Le taux de parturité des femelles d'An gambiae s.l
est resté élevé au cours des différents
passages effectués en saison des pluies et en saison sèche dans
les différents sites. Cette situation est proche de celle
signalée en zone soudanienne prés d'un cour d'eau (KONATÉ
,1991 ; DIAGNE, 1992 ; SOKHNA, 1994) et en zone sahélienne
prés d'un périmètre rizicole (FAYE et al 1993a) où
le taux de parturité reste élevé pendant toute
l'année avec de faibles variations mensuelles. La comparaison du taux de
parturité et de la densité agressive a montré qu'il existe
une corrélation négative entre les deux dans les
différentes localités étudiées. Le taux de
parturité présente ses plus faibles valeurs en période de
saison des pluies, période pendant laquelle la densité
anophélienne est maximale. Selon HOLSTEIN (1952), la baisse du taux de
parturité aux périodes de fortes abondances de populations
imaginales peut découler d'un flux massif et continu de jeunes femelles,
associé à une réduction de la longévité.
Inversement, le taux de parturité élevé chez les femelles,
observé en saison sèche serait probablement lié à
la rareté des jeunes femelles (assèchement des gîtes) et au
vieillissement de la population.
Le taux d'inoculation entomologique a été plus
élevé en zone soudanienne de riziculture irriguée
où la densité agressive des femelles d'An gambiae
s.l a été la plus forte. Les indices
circumsporozoïtiques obtenus ont été supérieurs aux
indices sporozoïtiques obtenus par dissection (BOUDIN et al. 1988).

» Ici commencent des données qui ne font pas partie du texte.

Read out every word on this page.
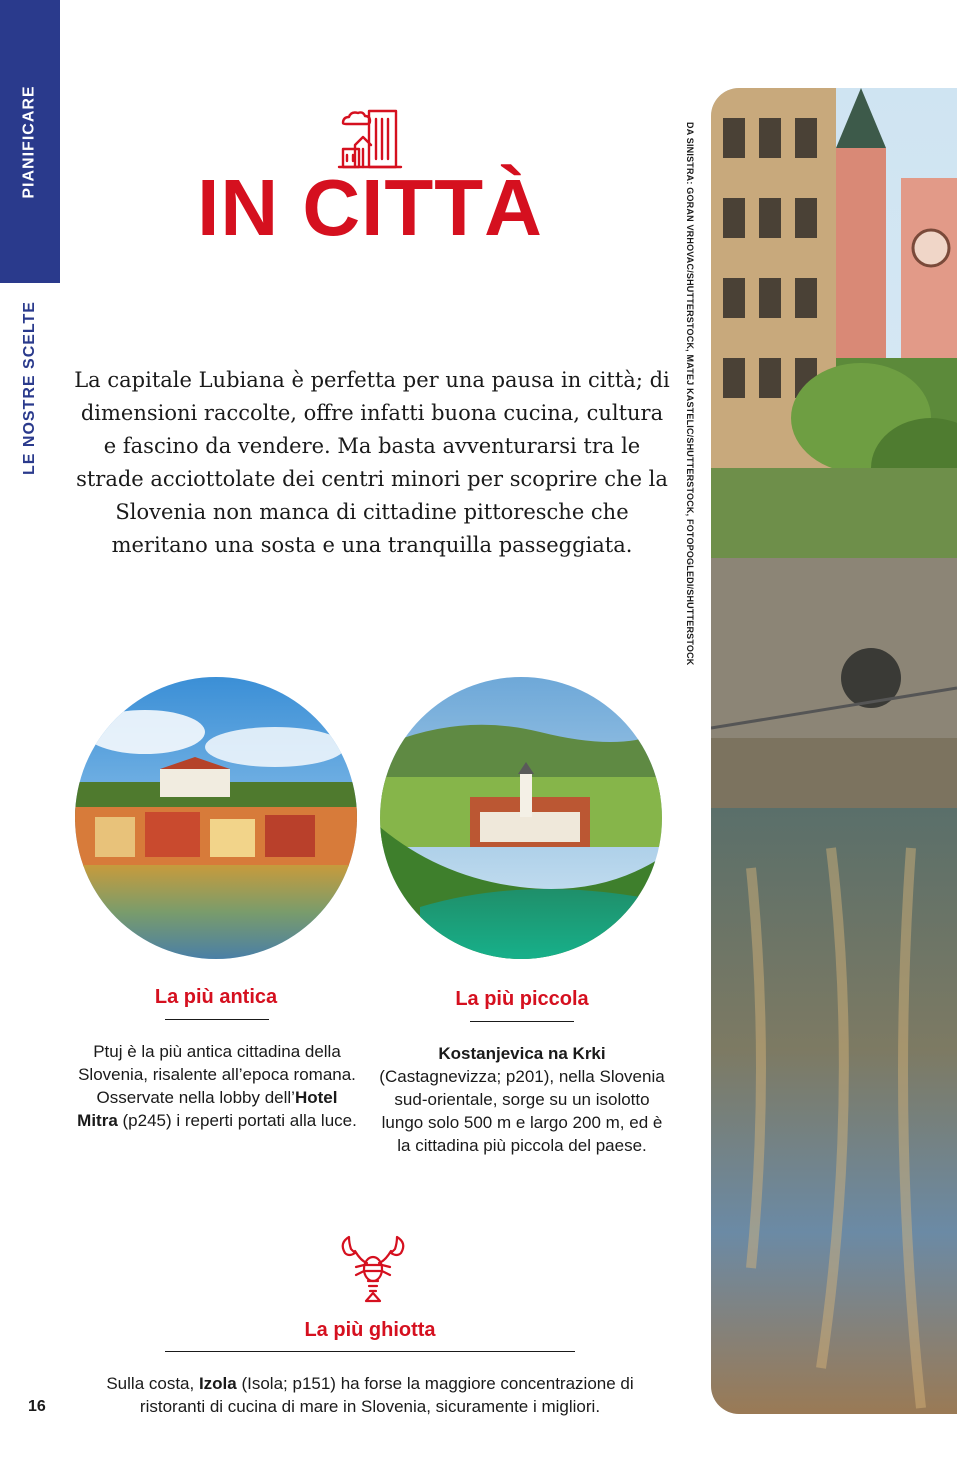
PIANIFICARE
LE NOSTRE SCELTE
IN CITTÀ
La capitale Lubiana è perfetta per una pausa in città; di dimensioni raccolte, offre infatti buona cucina, cultura e fascino da vendere. Ma basta avventurarsi tra le strade acciottolate dei centri minori per scoprire che la Slovenia non manca di cittadine pittoresche che meritano una sosta e una tranquilla passeggiata.
La più antica
Ptuj è la più antica cittadina della Slovenia, risalente all’epoca romana. Osservate nella lobby dell’Hotel Mitra (p245) i reperti portati alla luce.
La più piccola
Kostanjevica na Krki (Castagnevizza; p201), nella Slovenia sud-orientale, sorge su un isolotto lungo solo 500 m e largo 200 m, ed è la cittadina più piccola del paese.
La più ghiotta
Sulla costa, Izola (Isola; p151) ha forse la maggiore concentrazione di ristoranti di cucina di mare in Slovenia, sicuramente i migliori.
16
DA SINISTRA: GORAN VRHOVAC/SHUTTERSTOCK, MATEJ KASTELIC/SHUTTERSTOCK, FOTOPOGLEDI/SHUTTERSTOCK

La
technique ELISA détecte la présence de la protéine
circumsporozoïte qui peut être présente dans les oocystes,
dans l'hémolymphe ou dans les glandes salivaires. Ainsi l'ELISA peut
surestimer les taux d'infection réels en détectant
l'antigène CSP libre non fixé sur les sporozoïtes avant que
ces derniers aient atteint les glandes salivaires (BOUDIN et al., 1988 ;
FERREIRA et al.,1993). Cependant la méthode ELISA présente des
avantages en permettant de confirmer les infections obtenues en dissection, de
déceler les faibles infections de glandes salivaires (pouvant
paraître négative à l'examen microscopique).